/ An inside look at the business of digital content
Mitigating risk in the age of big tech
May 19, 2021 | By Joseph Lospalluto, EVP Americas – Smart AdServer@SmartAdServerENWe have all purchased some sort of insurance to protect against the risk of an accident or a total loss. We often do this with little consideration because we all want to be able to sleep soundly at night. Yet few of us think about applying the concept of insurance to the tech that is mission-critical to a company’s revenue. As the dominant big tech players expand the control they have through their browser and ad tech ecosystems, publishers are rapidly losing flexibility. This means the time is now for media owners to think about what their “insurance policy” should cover.
In my last post, I mentioned there would be a lot of uncertainty when operating within multiple sandboxes (aka monopolistic platforms). Frequent rule changes and regulations imposed by the big tech platforms challenge media owners’ core business. And, as publishers must operate their sites or apps to survive, it is important to explore alternatives.
This new dynamic means publishers will need to change strategies to navigate and extract the most value for themselves. The key to success is remembering that each sandbox, privacy rule, etc, is but one element of that sprawling big tech ecosystem. And the ecosystem itself is where publishers should heighten their focus.
Is your tech stack creating risk?
The technical stack is the beating heart of any media organization’s revenue production. While it is a necessity, if left as the sole engine for driving a majority of your revenue, it creates the biggest dependency and single point of failure for any media owner. Why? Simply because the big tech platforms control the browser, the buy-side tech, the sell-side tech, and the identity tech… Talk about being a superpower. They own the whole ecosystem. And this has created an imbalance of control. This intentionally manufactured dependency allows big tech to generate vital revenue streams for their benefit first. It also poses a significant risk of revenue loss for publishers.
Operationally, it is possible to switch tech providers, but the stack isn’t easily replaced. I’m not advocating an outright replacement, as that is not the answer for most publishers. A singular tech stack may have worked in the past. However, it’s no longer tenable to depend solely upon a single company acting as judge, jury, and executioner. Publishers must be ready and willing to mitigate risk through diversification. A singular stack will no longer offer rules to monetize all types of traffic.
Protecting against loss
If the future means navigating a world dominated by the big players, the best way to protect your interests is to understand how to work with multiple providers. To start, one should use the main tech stack to extract the most value from what that stack will deliver. For most publishers, GAM serves as the main stack and requires publisher data to feed it. As long as consumers provide consent, revenue should remain intact. However, with the rise of consumer privacy regulations, we will see an ever-growing pool of users who won’t provide consent.
Without consent and data, a secondary tech stack can complement a publisher’s monetization efforts. Additional value can be unlocked through options for targeting non-consented traffic. In instances of no consent, these impressions can be paired with semantic contextual targeting to help ensure ad delivery. Additionally, this helps protect against potential revenue loss.

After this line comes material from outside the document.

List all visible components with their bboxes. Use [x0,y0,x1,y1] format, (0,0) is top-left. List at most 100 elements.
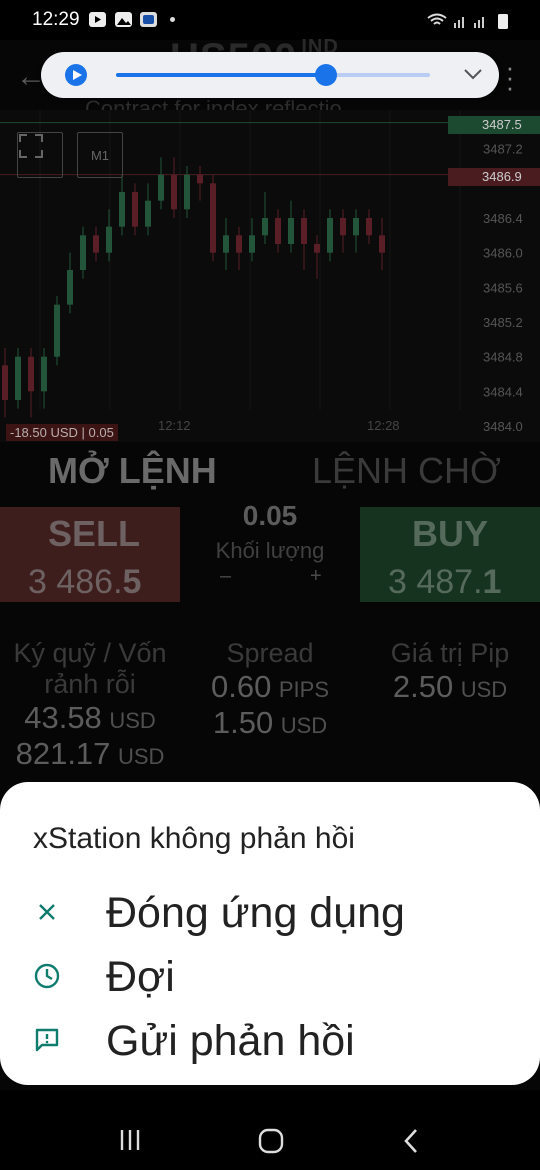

Insurance policy: a second stack
A secondary stack may also provide rules that complement the rules of the main stack. For example, content classified with an R rating that gets excluded from one platform can be monetized by engaging another tech provider. The same can be true for niche advertising categories, such as cannabis. As more states legalize cannabis, depending solely on a provider that limits access to sensitive categories can have a large impact on revenue. Diversifying the stack also offers better monetization options for different ad formats and can provide access to different regions.
So, while it may seem counterintuitive to operational efficiency, leveraging the respective strengths of multiple tech providers can result in greater efficiency and decreases your dependency on a single platform. Understanding what each offers can help you tailor a solution that best protects your interests and insures you against potential risk.